Agenda 19/03/2024 às 17:51

Pessoas que estão respondendo inquéritos ou processos sobre violência doméstica não podem ter acesso às armas.

RESUMO: O presente artigo aborda a restrição ao porte e à posse de armas de fogo para as pessoas que estão respondendo a processos criminais por atos de violência doméstica.

 

ABSTRACT: This article addresses the restriction on carrying and possession of firearms for people who are facing criminal proceedings for acts of domestic violence.

 

PALAVRAS-CHAVE: Violência Doméstica – Controle de Armas – Restrição de Armas.

 

KEYWORDS: Domestic Violence – Gun Control – Arms Restrictions.

  1. DA IMPOSSIBILIDADE DE ACESSO ÀS ARMAS AOS ACUSADOS DE VIOLÊNCIA DOMÉSTICA.

O Estatuto do Desarmamento dispõe em seu artigo 6º caput que é proibido o porte de arma de fogo em todo o território nacional, exceto para os casos previstos na legislação.

O supracitado Estatuto nos diz que para adquirir uma arma de fogo de uso permitido a pessoa interessada deverá, além de especificar a efetiva necessidade, fazer a comprovação de sua idoneidade, apresentando as respectivas certidões negativas de antecedentes criminais (art. 4º, I).

O art. 4º, I é bastante relevante e pode ser um dos fundamentos para vetar o acesso às armas para o cidadão que responde a um processo criminal de violência doméstica, o interessado não atenderá ao mencionado requisito e deverá ter o porte e a posse negados.

Outro importante argumento é encontrado no Atlas da Violência do ano de 2023 confeccionado pelo IPEA, ele é bastante transparente em citar o acesso às armas no âmbito doméstico como potencial risco ao lar destacando um relatório do Instituto Sou da Paz apontando que a arma de fogo é o instrumento mais utilizado nos assassinatos de mulheres no Brasil, vejamos:

Com efeito, conforme já apontamos em outras edições do Atlas da Violência, há consenso na literatura científica de que a difusão de armas aumenta os homicídios.
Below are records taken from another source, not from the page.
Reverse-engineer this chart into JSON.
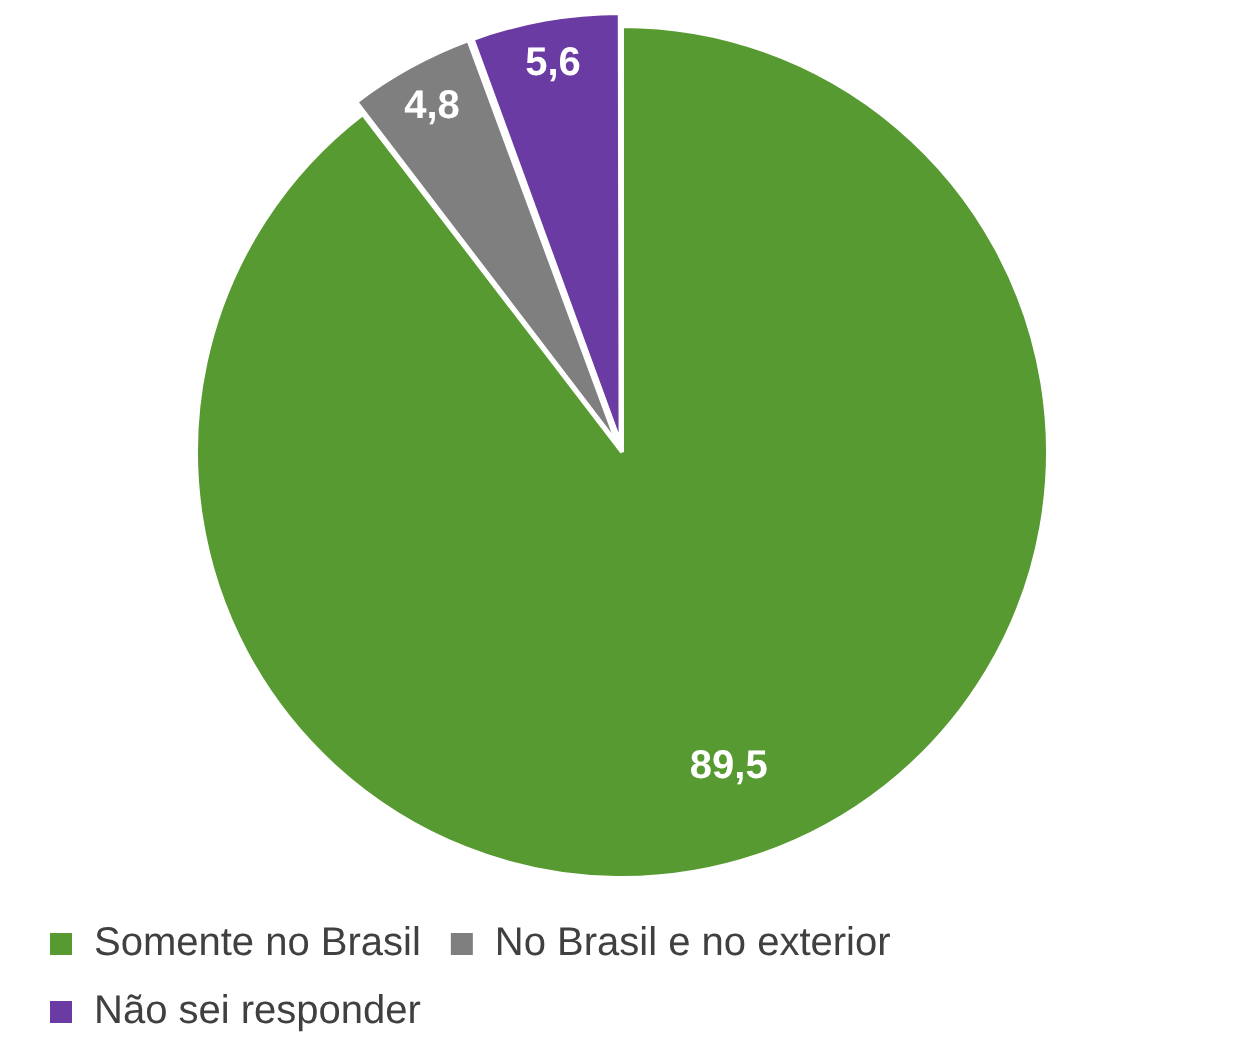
{
  "chart_data": {
    "type": "pie",
    "categories": [
      "Somente no Brasil",
      "No Brasil e no exterior",
      "Não sei responder"
    ],
    "values": [
      89.5,
      4.8,
      5.6
    ],
    "colors": [
      "#589a32",
      "#7f7f7f",
      "#6a3ba3"
    ],
    "value_labels": [
      "89,5",
      "4,8",
      "5,6"
    ],
    "legend": "bottom"
  }
}
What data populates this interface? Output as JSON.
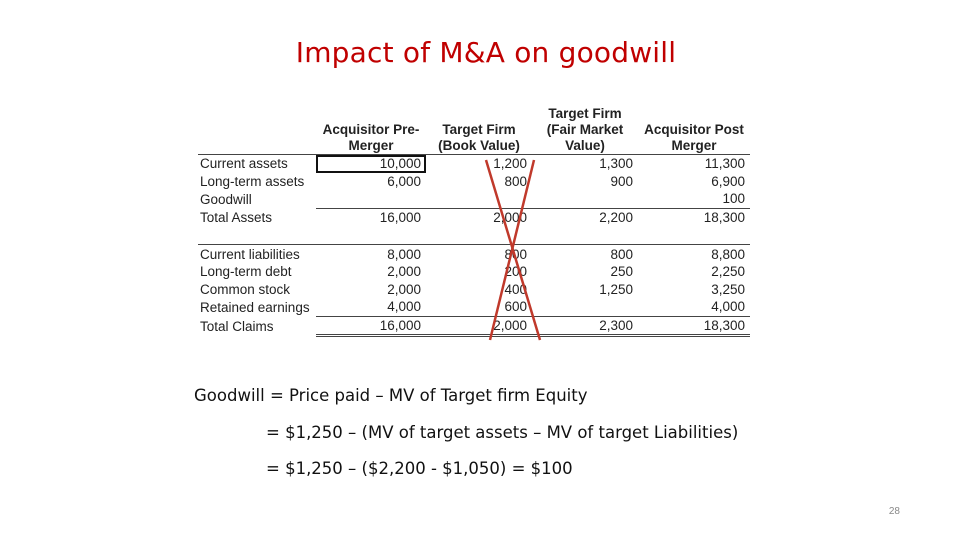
{
  "title": "Impact of M&A on goodwill",
  "table": {
    "headers": [
      {
        "lines": [
          "",
          ""
        ]
      },
      {
        "lines": [
          "Acquisitor Pre-",
          "Merger"
        ]
      },
      {
        "lines": [
          "Target Firm",
          "(Book Value)"
        ]
      },
      {
        "lines": [
          "Target Firm",
          "(Fair Market",
          "Value)"
        ]
      },
      {
        "lines": [
          "Acquisitor Post",
          "Merger"
        ]
      }
    ],
    "rows": [
      {
        "label": "Current assets",
        "values": [
          "10,000",
          "1,200",
          "1,300",
          "11,300"
        ]
      },
      {
        "label": "Long-term assets",
        "values": [
          "6,000",
          "800",
          "900",
          "6,900"
        ]
      },
      {
        "label": "Goodwill",
        "values": [
          "",
          "",
          "",
          "100"
        ]
      },
      {
        "label": "Total Assets",
        "values": [
          "16,000",
          "2,000",
          "2,200",
          "18,300"
        ]
      },
      {
        "label": "",
        "values": [
          "",
          "",
          "",
          ""
        ]
      },
      {
        "label": "Current liabilities",
        "values": [
          "8,000",
          "800",
          "800",
          "8,800"
        ]
      },
      {
        "label": "Long-term debt",
        "values": [
          "2,000",
          "200",
          "250",
          "2,250"
        ]
      },
      {
        "label": "Common stock",
        "values": [
          "2,000",
          "400",
          "1,250",
          "3,250"
        ]
      },
      {
        "label": "Retained earnings",
        "values": [
          "4,000",
          "600",
          "",
          "4,000"
        ]
      },
      {
        "label": "Total Claims",
        "values": [
          "16,000",
          "2,000",
          "2,300",
          "18,300"
        ]
      }
    ]
  },
  "cross_out_color": "#c0392b",
  "formulas": [
    "Goodwill = Price paid – MV of Target firm Equity",
    "= $1,250 – (MV of target assets – MV of target Liabilities)",
    "= $1,250 – ($2,200 - $1,050) = $100"
  ],
  "page_number": "28"
}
Isso ocorre por meio de três canais causais principais. Em primeiro lugar, uma arma de fogo dentro do lar conspira contra a segurança da própria família, pois faz aumentar as chances de feminicídios e vitimização fatal, em meio a brigas domésticas. Centenas de casos que ilustram esse fenômeno têm aparecido de forma maciça na imprensa. O Instituto Sou da Paz produziu um relatório em que mostrou que a arma de fogo é o instrumento mais utilizado nos assassinatos de mulheres no Brasil (Instituto Sou da Paz, 2022). De acordo com o documento, metade dos feminicídios ocorridos entre 2012 e 2020 envolveram armas de fogo. (ATLAS DA VIOLÊNCIA, 2023, p. 103).

Considerando que o acesso às armas aumenta o risco do lar e que é o instrumento mais utilizado para vitimar as mulheres, não faz sentido autorizar o porte e a posse para quem já responde ou respondeu um processo de violência doméstica, esse cidadão não pode ter arma, pois o seu histórico é desfavorável e o armamento no seu lar será um problema e não uma solução.

E que não se argumente que há necessidade de aguardar o trânsito em julgado da ação penal, o art. 4º, I do Estatuto do Desarmamento é bastante transparente em exigir uma certidão negativa, sendo positiva, não há o cumprimento do requisito lá exposto, devendo ser negado o acesso ao armamento.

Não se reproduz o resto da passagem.